Feenstra claimed only 9 percent of the $1.9 trillion COVID-19 relief bill went toward pandemic-related measures, and less than 6 percent of the $2.1 trillion infrastructure bill contains funding for roads and bridges.

“When you have more money going to subsidies for electric vehicles than you do actual physical infrastructure, your marketing plan is really messed up,” Hinson said.

Axne said she is ready to work with colleagues on both sides of the aisle on Biden’s ambitious agenda “to defeat COVID-19, create good-paying jobs, revitalize infrastructure and local economies, support our working families and farmers, lower the costs of education and prescription drugs, invest in renewable energy and American manufacturing, expand access to broadband and child care, tackle generational crises like climate change, and much more.

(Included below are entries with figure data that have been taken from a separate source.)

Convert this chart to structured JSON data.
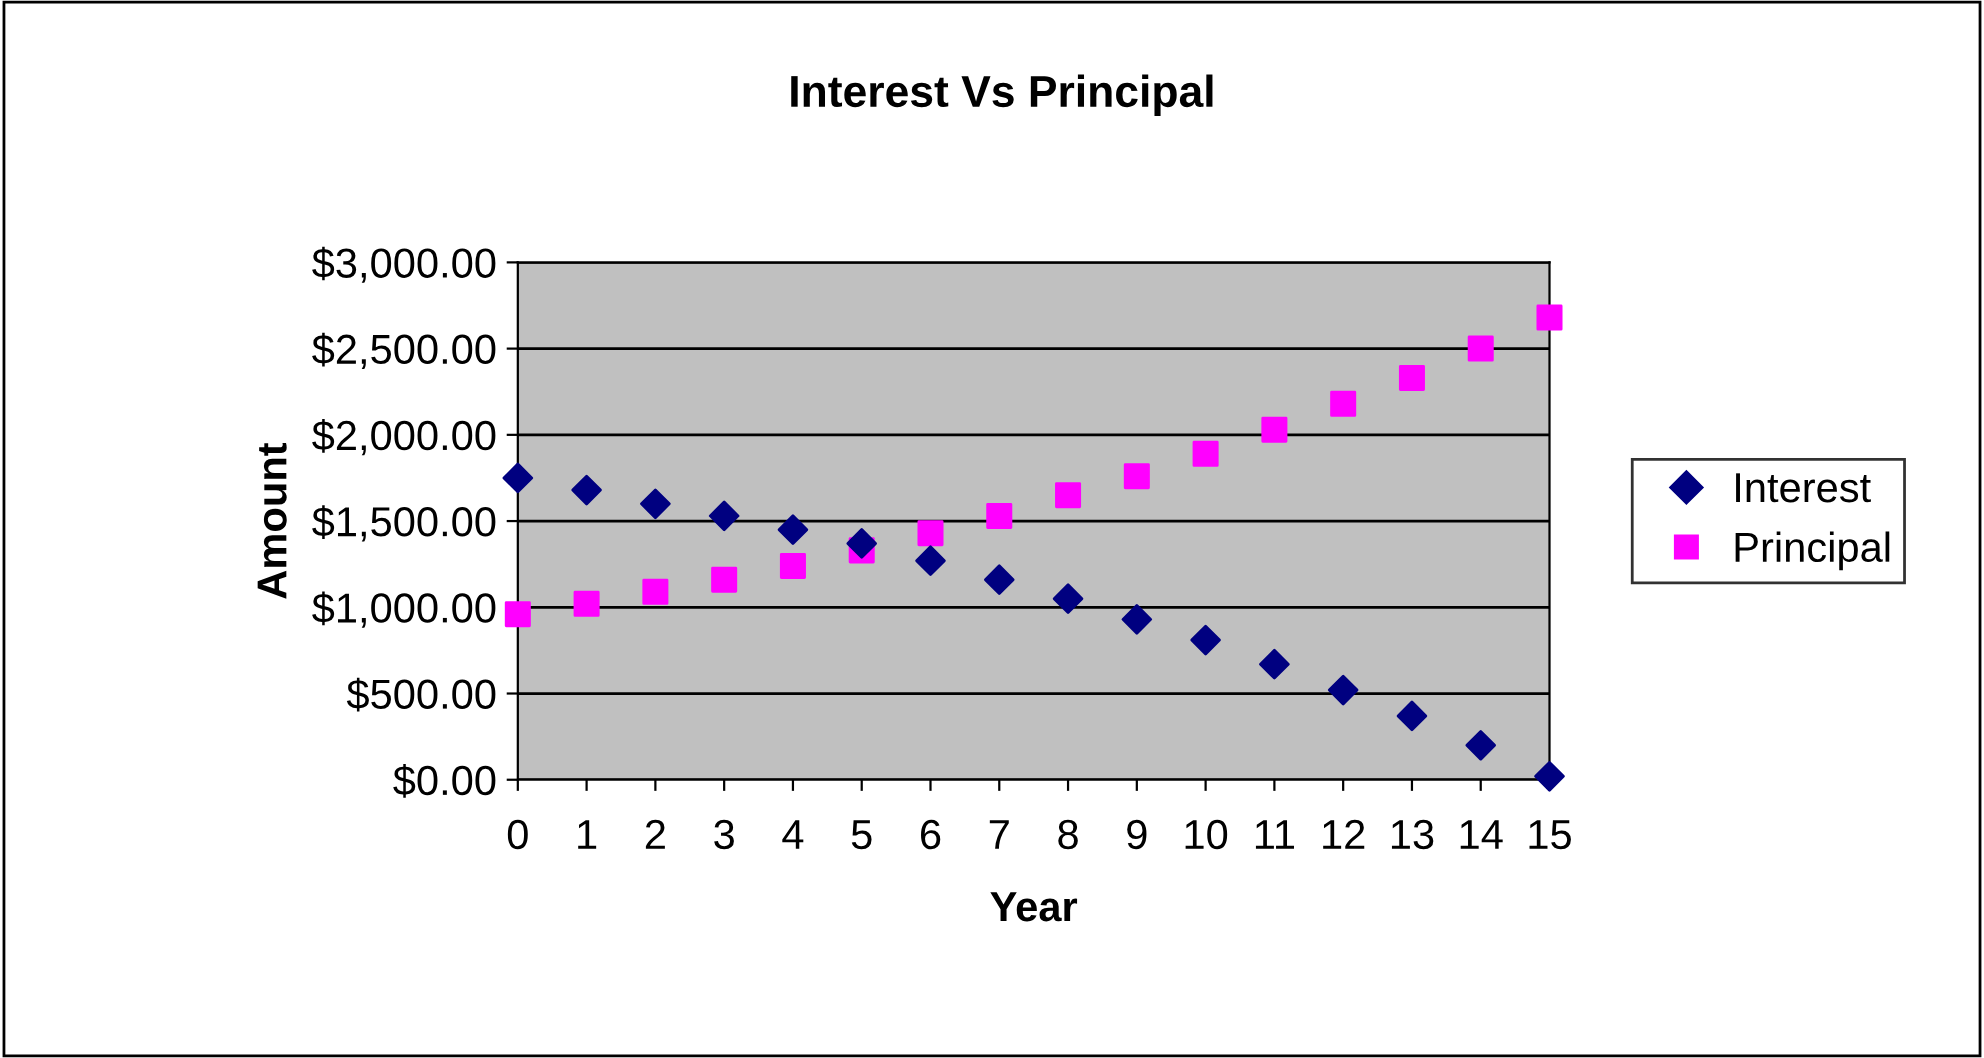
{
  "chart_data": {
    "type": "scatter",
    "title": "Interest Vs Principal",
    "xlabel": "Year",
    "ylabel": "Amount",
    "categories": [
      "0",
      "1",
      "2",
      "3",
      "4",
      "5",
      "6",
      "7",
      "8",
      "9",
      "10",
      "11",
      "12",
      "13",
      "14",
      "15"
    ],
    "series": [
      {
        "name": "Interest",
        "color": "#000080",
        "marker": "diamond",
        "values": [
          1750,
          1680,
          1600,
          1530,
          1450,
          1370,
          1270,
          1160,
          1050,
          930,
          810,
          670,
          520,
          370,
          200,
          20
        ]
      },
      {
        "name": "Principal",
        "color": "#ff00ff",
        "marker": "square",
        "values": [
          960,
          1020,
          1090,
          1160,
          1240,
          1330,
          1430,
          1530,
          1650,
          1760,
          1890,
          2030,
          2180,
          2330,
          2500,
          2680
        ]
      }
    ],
    "ylim": [
      0,
      3000
    ],
    "yticks": [
      {
        "value": 0,
        "label": "$0.00"
      },
      {
        "value": 500,
        "label": "$500.00"
      },
      {
        "value": 1000,
        "label": "$1,000.00"
      },
      {
        "value": 1500,
        "label": "$1,500.00"
      },
      {
        "value": 2000,
        "label": "$2,000.00"
      },
      {
        "value": 2500,
        "label": "$2,500.00"
      },
      {
        "value": 3000,
        "label": "$3,000.00"
      }
    ],
    "grid": "y",
    "legend": "right"
  }
}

“I know my fellow Iowans will agree with tonight’s message from the president — there is no quit in America,” Axne said.

Addressing border security was another failure of the president’s speech, the Republicans said. Immediate action is needed to address increases of 233 percent in fentanyl seizures and 400 percent in the number of unlawful border crossings compared to March 2020.

“I heard a lot of posturing about holding terrorist countries accountable, but yet no solution to these terrorists coming across our southern border,” said Hinson, who met with sheriffs Thursday to learn how the border crisis is affecting law enforcement in Iowa.